Contra su voluntad, Agatha estaba cautivada.
– ¿Dónde? -preguntó.
– Sí, ¿dónde? -repitió Violet, ansiosa.
Pearl ahuecó una mano alrededor de la boca y respondió en un susurro teatral:
– ¡Entre los pechos!
Violet se tapó la boca:
– Tt-tt.
Agatha se sonrojó.
– ¡Oh… oh, caramba!
Sin embargo, estaba menos horrorizada de lo que habría estado una semana antes. Ese trío tenía algo contagioso. Tal vez fuese la gran camaradería o el orgullo despojado de egoísmo que sentían una por otra. Resultaba infrecuente que tres mujeres con ese oficio pudiesen albergar tan pocos celos entre ellas.
– Es asombroso -prosiguió Pearl-. Un hombre es capaz de hacer casi cualquier cosa contigo a solas, tras una puerta cerrada, pero en público se sonrojará como un tonto ante la menor provocación. Cuando Ruby hace oscilar la cadena del reloj de un tipo fuera de su corpiño, y el hombre tiene que sacarla del todo si quiere recuperarla, es algo digno de verse. En especial, si el reloj es de oro. El oro se calienta más rápido que la plata con sólo estar contra la piel. Y cuando sienten el oro tibio…
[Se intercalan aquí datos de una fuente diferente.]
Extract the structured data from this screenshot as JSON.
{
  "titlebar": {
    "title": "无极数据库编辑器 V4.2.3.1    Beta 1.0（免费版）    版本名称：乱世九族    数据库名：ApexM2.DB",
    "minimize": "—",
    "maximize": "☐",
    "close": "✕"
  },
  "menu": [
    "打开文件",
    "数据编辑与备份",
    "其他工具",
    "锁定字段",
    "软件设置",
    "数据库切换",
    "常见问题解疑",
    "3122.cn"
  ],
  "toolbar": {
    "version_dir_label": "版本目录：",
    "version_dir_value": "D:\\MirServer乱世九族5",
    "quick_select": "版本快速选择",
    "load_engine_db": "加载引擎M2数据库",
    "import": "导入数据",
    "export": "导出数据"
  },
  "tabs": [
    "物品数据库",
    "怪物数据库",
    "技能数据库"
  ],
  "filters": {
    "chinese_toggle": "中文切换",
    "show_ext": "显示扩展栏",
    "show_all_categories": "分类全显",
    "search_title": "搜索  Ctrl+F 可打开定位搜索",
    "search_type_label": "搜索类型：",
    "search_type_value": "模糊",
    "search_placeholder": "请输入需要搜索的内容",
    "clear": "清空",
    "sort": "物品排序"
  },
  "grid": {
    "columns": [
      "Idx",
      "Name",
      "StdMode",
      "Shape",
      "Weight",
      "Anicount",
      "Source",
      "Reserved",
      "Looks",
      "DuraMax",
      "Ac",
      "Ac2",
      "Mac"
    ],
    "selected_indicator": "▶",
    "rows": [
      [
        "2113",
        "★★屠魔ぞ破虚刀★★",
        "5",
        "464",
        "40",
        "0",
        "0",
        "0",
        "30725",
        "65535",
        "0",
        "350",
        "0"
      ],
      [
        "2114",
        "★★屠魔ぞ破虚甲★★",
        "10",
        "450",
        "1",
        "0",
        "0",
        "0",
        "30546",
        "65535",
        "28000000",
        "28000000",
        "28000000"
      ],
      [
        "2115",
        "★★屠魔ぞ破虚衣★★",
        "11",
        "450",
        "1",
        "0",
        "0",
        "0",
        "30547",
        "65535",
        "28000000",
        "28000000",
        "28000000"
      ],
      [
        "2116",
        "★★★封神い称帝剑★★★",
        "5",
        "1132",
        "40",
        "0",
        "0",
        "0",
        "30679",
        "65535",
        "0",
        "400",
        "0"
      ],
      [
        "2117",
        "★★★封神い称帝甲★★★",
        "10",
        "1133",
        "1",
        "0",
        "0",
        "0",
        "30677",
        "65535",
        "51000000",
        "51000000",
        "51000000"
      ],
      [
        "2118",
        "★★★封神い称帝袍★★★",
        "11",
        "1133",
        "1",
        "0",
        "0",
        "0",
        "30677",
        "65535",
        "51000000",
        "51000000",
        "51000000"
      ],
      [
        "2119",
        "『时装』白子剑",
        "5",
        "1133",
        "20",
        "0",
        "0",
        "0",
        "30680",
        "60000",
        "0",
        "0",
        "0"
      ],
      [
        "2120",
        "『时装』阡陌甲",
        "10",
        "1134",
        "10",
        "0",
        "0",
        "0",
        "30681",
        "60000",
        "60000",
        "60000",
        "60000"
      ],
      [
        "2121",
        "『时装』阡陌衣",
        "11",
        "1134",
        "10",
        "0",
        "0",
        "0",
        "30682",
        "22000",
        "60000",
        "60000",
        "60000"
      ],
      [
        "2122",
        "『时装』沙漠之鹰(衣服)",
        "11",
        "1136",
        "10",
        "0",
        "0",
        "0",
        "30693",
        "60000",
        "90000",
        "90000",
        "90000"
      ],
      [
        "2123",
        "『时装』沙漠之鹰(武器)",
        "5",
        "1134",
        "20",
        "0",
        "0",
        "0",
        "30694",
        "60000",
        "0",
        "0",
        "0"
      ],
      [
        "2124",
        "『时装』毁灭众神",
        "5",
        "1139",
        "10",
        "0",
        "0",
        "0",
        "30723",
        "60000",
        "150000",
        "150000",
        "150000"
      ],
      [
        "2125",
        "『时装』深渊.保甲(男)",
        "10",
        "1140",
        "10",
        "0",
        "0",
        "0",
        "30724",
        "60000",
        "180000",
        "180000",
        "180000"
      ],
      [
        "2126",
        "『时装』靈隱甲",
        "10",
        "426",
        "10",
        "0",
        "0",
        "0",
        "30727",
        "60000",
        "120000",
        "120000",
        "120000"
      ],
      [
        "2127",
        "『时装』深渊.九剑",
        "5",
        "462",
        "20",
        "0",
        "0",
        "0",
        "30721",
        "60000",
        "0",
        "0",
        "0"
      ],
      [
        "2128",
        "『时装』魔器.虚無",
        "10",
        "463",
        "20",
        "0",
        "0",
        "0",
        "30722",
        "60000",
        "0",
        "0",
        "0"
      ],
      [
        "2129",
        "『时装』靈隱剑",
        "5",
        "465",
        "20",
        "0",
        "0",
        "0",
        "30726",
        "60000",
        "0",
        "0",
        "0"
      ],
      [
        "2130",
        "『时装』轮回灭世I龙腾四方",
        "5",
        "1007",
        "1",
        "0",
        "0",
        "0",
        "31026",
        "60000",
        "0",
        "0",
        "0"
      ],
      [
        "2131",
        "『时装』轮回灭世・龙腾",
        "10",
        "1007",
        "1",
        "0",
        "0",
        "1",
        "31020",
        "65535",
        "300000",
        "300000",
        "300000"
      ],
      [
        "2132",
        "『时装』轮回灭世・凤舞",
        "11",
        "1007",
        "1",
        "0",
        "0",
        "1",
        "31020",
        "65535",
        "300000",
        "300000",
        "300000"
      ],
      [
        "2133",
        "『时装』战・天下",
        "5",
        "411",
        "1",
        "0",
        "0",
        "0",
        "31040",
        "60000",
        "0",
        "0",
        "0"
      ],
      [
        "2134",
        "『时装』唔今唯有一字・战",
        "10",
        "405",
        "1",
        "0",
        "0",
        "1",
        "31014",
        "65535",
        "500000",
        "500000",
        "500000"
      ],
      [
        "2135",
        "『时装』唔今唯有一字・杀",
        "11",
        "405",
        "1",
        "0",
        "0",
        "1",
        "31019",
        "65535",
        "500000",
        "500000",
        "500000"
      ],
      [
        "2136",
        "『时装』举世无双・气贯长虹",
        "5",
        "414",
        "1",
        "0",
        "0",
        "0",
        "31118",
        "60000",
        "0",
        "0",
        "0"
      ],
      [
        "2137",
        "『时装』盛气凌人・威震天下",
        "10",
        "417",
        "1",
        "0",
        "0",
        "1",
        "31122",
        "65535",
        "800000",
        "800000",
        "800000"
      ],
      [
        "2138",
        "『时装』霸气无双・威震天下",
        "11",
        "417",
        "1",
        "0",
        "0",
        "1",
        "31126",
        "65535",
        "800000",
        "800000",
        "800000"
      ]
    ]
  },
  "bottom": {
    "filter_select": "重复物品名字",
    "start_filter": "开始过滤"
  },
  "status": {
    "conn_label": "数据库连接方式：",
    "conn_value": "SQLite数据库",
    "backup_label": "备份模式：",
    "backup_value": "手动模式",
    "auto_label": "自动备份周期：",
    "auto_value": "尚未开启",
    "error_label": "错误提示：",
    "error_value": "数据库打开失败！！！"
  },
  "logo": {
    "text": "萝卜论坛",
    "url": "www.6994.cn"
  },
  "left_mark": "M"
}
– Vamos, Pearl -la interrumpió Jubilee-, te olvidas de que estamos de visita en esta tienda. No puedes hablar ante ellas como lo hacemos entre nosotras.
– ¡Oh! ¡Oh, tienes razón! -Pearl se tiñó de un sonrojo tentador-. No quise incomodarla, señorita Downing, ni a usted tampoco, señorita Parsons. A veces, se me va la lengua.
– Está bien. Violet y yo teníamos la impresión equivocada de que ustedes harían mucho más que bailar en la Gilded Cage. Nos alivia saber que no es así. ¡Bien! -Agatha cortó un hilo y se concentró en el trabajo pues no sabía cómo participar del tema-. Sólo falta que pasemos el cordel por el borde superior, y habremos terminado.
– ¿Cómo haremos eso? -preguntó Jubilee, contemplando la funda.
Agatha se levantó y cojeó hacia el gabinete donde tenía los elementos.
– Es bastante sim…
– ¡Caramba, señorita Downing, usted renquea! -exclamó Jubilee.
Agatha sintió un golpe de calor, un instante de incomodidad, mientras se preguntaba cómo responder a una observación tan directa. Gracias a Dios, había llegado a la caja agujereada donde encontró un ovillo de cordel y una aguja gruesa de zurcir. Cuando se dio la vuelta otra vez hacia el grupo, había recuperado la compostura.